It’s a little hard to believe, but we have been living with the Sarbanes-Oxley Act (the “Act”) for almost a decade. Since 2002, Boards of Directors, Audit Committees, Senior Management and their independent registered public accountants have been learning and embracing the COSO Internal Controls — Integrated Framework and Section 404(a) and 404(b) of the Act. In many public companies, it is now part of the “fabric” of their corporate systems. Like the ISO standards, SOX compliance has become an integral part of the U.S. corporate culture.

There is ample data to suggest that it has reduced a certain degree of accounting fraud and restatements over the last decade. This has not come without a substantial economic cost to U.S. registrants … both in terms of time, effort and dollars.

Today, we are an economy disturbed by a continuing stream of accounting irregularities and fraud discovery. The U.S. experiences global embarrassment over its failure to reduce corporate scandals and the poor judgments that gave rise to the recent financial meltdown. Perhaps we need to assess how to make SOX more robust and effective by timely identification of internal control problems and new cases of financial fraud.

Time to Step It Up

In January, 2009, COSO introduced new guidance on how to significantly enhance the monitoring of internal controls. While this guidance is just guidance, there are some very important messages that Boards of Directors, Audit Committees, CPAs and CFOs should grasp:

1. Move to more continuous monitoring
2. The Board and Audit Committee needs to be more proactive in its oversight role
3. Identify and prioritize risks
4. Accelerate the reporting of issues, control deficiencies and material weaknesses

The New Monitoring Guidance — Four Steps

1. Establish a Foundation for Monitoring
   
   The monitoring guidance underscores the role of “Tone at the Top.” Not only does tone relate to “controls” but also tone relates to the maintenance of those controls to detect problems early. It’s fair to say that with the implementation of SOX approaching its 10 year anniversary, there is a real risk that internal controls are no longer “top of mind.”
   
   The need to frequently communicate tone and to show by example is part of the new monitoring leadership model. This guidance sets forth the role of “evaluators” who are individuals associated with the company who are both competent and objective to monitor controls. These individuals must be able to evaluate control deficiencies on a timely basis.
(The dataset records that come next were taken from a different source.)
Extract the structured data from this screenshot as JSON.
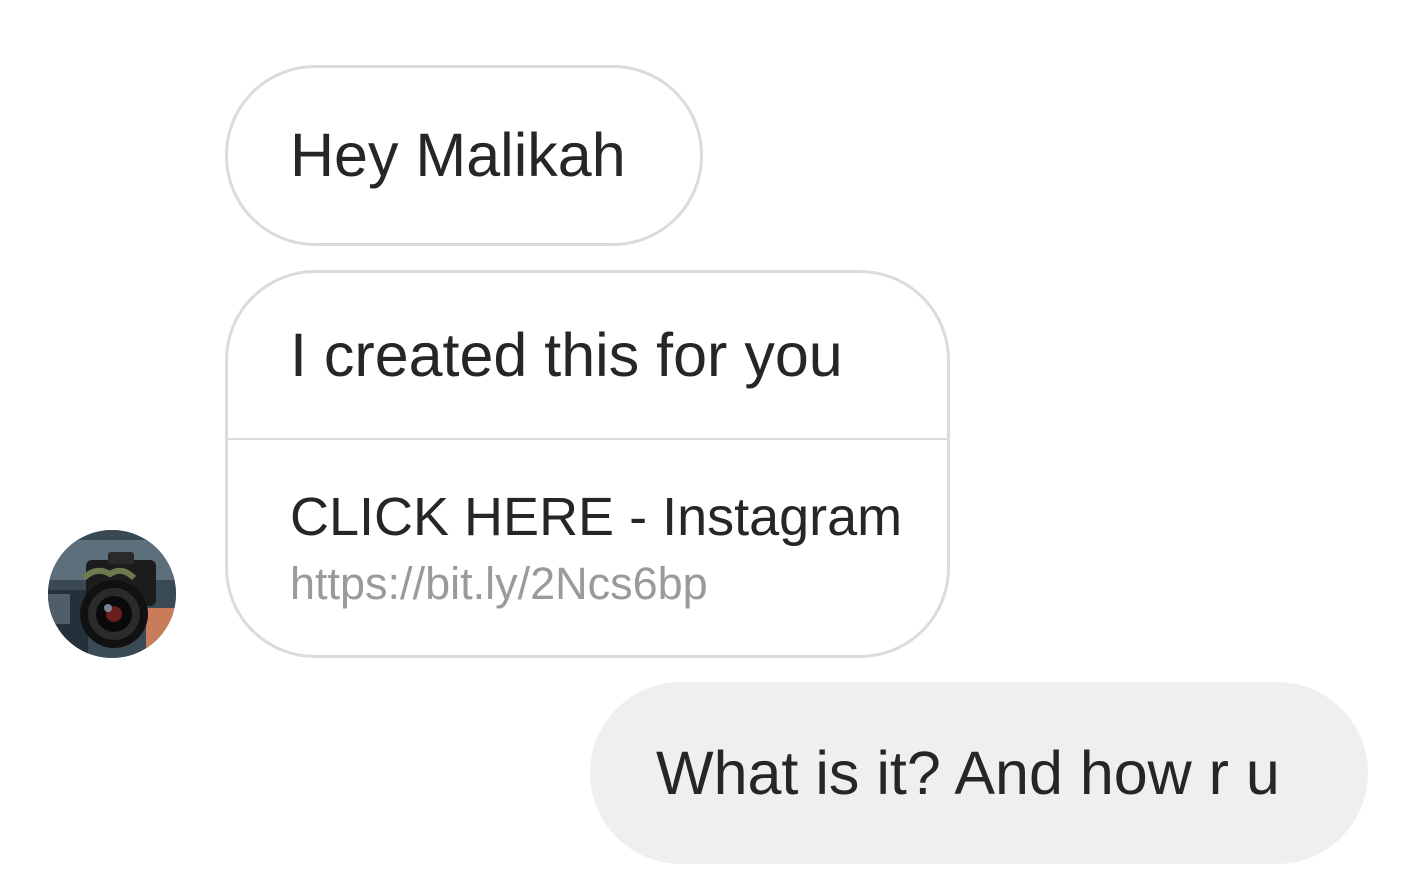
{
  "conversation": {
    "messages": [
      {
        "direction": "received",
        "text": "Hey Malikah"
      },
      {
        "direction": "received",
        "text": "I created this for you",
        "link_preview": {
          "title": "CLICK HERE - Instagram",
          "url": "https://bit.ly/2Ncs6bp"
        }
      },
      {
        "direction": "sent",
        "text": "What is it? And how r u"
      }
    ],
    "sender_avatar": {
      "description_icon": "camera-photo-avatar"
    }
  },
  "colors": {
    "received_bubble_bg": "#ffffff",
    "received_bubble_border": "#dbdbdb",
    "sent_bubble_bg": "#efefef",
    "text": "#262626",
    "link_url": "#9a9a9a"
  }
}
The new monitoring guidance underscores the importance of evaluators having a baseline knowledge about an enterprise’s control systems throughout the year.
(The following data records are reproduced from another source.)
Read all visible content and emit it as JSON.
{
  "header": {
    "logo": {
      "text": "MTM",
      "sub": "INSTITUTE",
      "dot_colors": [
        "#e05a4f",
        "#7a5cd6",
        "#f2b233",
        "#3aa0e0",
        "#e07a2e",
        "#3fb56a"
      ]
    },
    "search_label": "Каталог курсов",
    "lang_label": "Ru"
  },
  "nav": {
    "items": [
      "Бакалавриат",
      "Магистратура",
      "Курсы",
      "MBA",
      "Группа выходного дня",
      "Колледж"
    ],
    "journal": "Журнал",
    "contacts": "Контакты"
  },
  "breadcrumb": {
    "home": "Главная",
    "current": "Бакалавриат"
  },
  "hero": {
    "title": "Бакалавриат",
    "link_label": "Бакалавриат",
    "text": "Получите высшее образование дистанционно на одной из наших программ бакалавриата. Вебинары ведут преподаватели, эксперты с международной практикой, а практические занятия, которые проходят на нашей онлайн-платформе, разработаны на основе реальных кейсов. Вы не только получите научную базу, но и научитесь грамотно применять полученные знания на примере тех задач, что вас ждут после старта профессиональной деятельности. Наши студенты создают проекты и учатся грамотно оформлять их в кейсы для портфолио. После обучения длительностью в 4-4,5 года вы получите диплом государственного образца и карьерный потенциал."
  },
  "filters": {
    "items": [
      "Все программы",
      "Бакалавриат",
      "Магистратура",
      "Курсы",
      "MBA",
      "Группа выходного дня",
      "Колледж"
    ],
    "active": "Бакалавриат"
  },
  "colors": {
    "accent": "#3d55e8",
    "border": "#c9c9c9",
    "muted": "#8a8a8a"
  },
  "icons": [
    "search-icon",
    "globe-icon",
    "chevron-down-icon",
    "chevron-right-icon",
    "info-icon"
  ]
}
2. Design and Execute Monitoring Procedures
   
   Since monitoring is a dynamic process, it should be operating at all times. Effective control monitoring mandates that qualified evaluators assess persuasive information on a regular basis to identify risks. The design of such procedures involves: 1) The prioritization of risks; 2) The identification of key controls; 3) The use of appropriate persuasive information and 4) The development and execution of cost effective steps to determine that the control environment reduces risk to an acceptable level.
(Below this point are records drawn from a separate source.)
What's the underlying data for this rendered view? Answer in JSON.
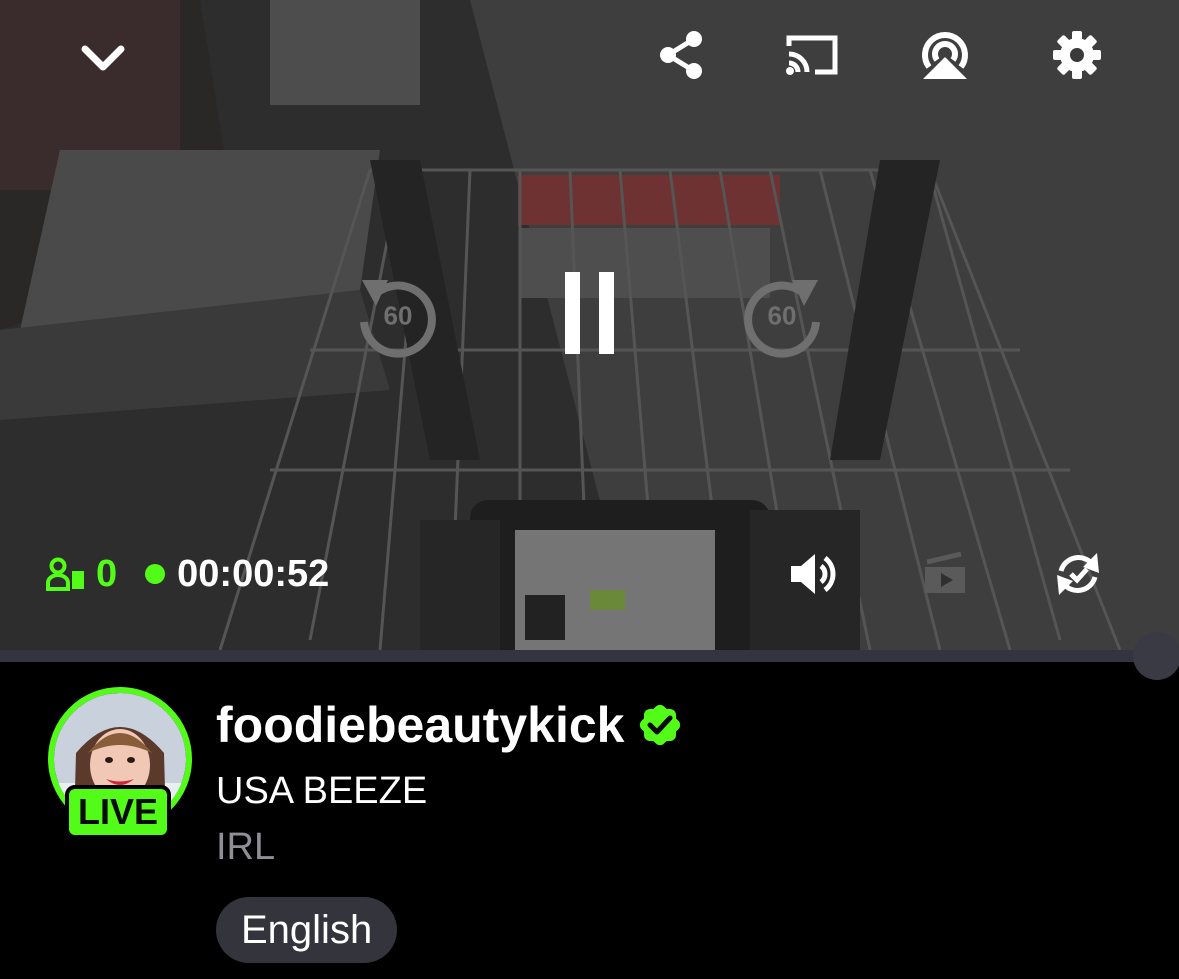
{
  "player": {
    "icons": {
      "collapse": "chevron-down-icon",
      "share": "share-icon",
      "cast": "cast-icon",
      "airplay": "airplay-icon",
      "settings": "gear-icon",
      "rewind": "rewind-60-icon",
      "pause": "pause-icon",
      "forward": "forward-60-icon",
      "volume": "volume-icon",
      "pip": "picture-in-picture-icon",
      "rotate": "rotate-icon",
      "viewers": "viewers-icon"
    },
    "rewind_label": "60",
    "forward_label": "60",
    "viewers_count": "0",
    "elapsed_time": "00:00:52",
    "progress": 1.0
  },
  "channel": {
    "name": "foodiebeautykick",
    "verified": true,
    "live_badge": "LIVE",
    "stream_title": "USA BEEZE",
    "category": "IRL",
    "language": "English"
  },
  "colors": {
    "accent": "#53fc18",
    "background": "#000000",
    "chip": "#34343d",
    "muted_text": "#8f8f95"
  }
}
3. Assess and Report Results
   
   Monitoring by definition means communication is performed by the appropriate personnel. Reporting involves both the level within the organization to which the information is communicated; and the ability to implement corrective action on a timely basis as needed. The range of reporting recipients extends from the Board of Directors to the independent registered public accounting firms to deep within the organization. In the execution of the COSO framework in compliance with Section 404, there may be a question as to how timely problem areas are reported. There is a potential flaw in the current SOX environment that controls only need to be effective “as of” the last day of the fiscal year. This “as of” date concept is potentially stagnate and the new monitoring guidance moves it to a much more continuous basis such that controls should be effective on a more frequent basis. That concept perhaps more than any other is the “turbo charging” of your SOX program and probably the best risk deterrent any company could implement.

4. Monitoring Can Be Outsourced to Others
   
   While SOX consulting has become an industry unto itself in the last decade, the delegation of large portions of SOX compliance to external parties may well provide for certain efficiencies; but it also by definition may well diminish the monitoring process on a continuous basis. Companies should assess whether they are properly balancing the internal versus external SOX compliance efforts to maintain the appropriate level of monitoring at all times. There are some good continuous monitoring IT tools that can help automate this effort.

COSO continues to provide outstanding tools that should be embraced in order to sustain an effective reliable U.S. reporting system and provide the kind of ethical leadership needed in today’s global economy.